I then learned of Esperanto, and after perusing some introductory material on the Internet, began an attempt to teach it to myself. This attempt turned into a whole series, each one punctuated by my losing interest for a few months, forgetting what I’d learned, and then going back and having to re-do the online course.

At some point during all this, I learned of Lojban. Lojban is now, in my mind, the best artificial language on the planet. It may be the best overall. It is, from the material I’ve read and from what little experience I’ve had with it, completely unambiguous, logical, and sensible.

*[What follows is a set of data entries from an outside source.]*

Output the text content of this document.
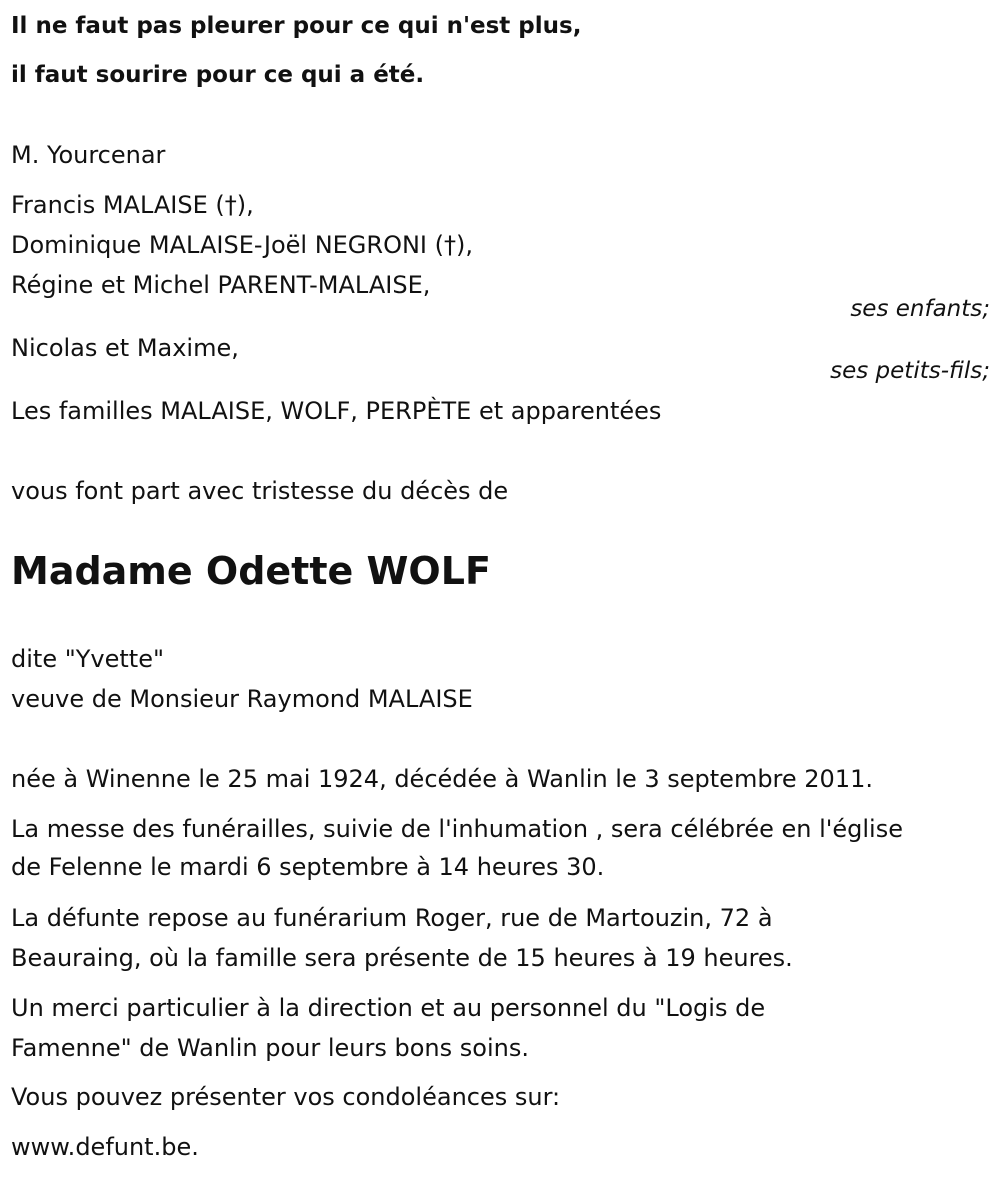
Il ne faut pas pleurer pour ce qui n'est plus,
il faut sourire pour ce qui a été.
M. Yourcenar
Francis MALAISE (†),
Dominique MALAISE-Joël NEGRONI (†),
Régine et Michel PARENT-MALAISE,
ses enfants;
Nicolas et Maxime,
ses petits-fils;
Les familles MALAISE, WOLF, PERPÈTE et apparentées
vous font part avec tristesse du décès de
Madame Odette WOLF
dite "Yvette"
veuve de Monsieur Raymond MALAISE
née à Winenne le 25 mai 1924, décédée à Wanlin le 3 septembre 2011.
La messe des funérailles, suivie de l'inhumation , sera célébrée en l'église
de Felenne le mardi 6 septembre à 14 heures 30.
La défunte repose au funérarium Roger, rue de Martouzin, 72 à
Beauraing, où la famille sera présente de 15 heures à 19 heures.
Un merci particulier à la direction et au personnel du "Logis de
Famenne" de Wanlin pour leurs bons soins.
Vous pouvez présenter vos condoléances sur:
www.defunt.be.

The only downside is that, after many years of English, my brain is apparently quite averse to a language that makes perfect sense. I simply have trouble wrapping my head around it. That (coupled, probably, with my utter impatience) has made Lojban the most difficult language I’ve yet tried to learn. But, if nothing distracts me, perhaps I’ll be able to give it another go.

I have just one more thing to say. To the English language: Curse you English, curse you.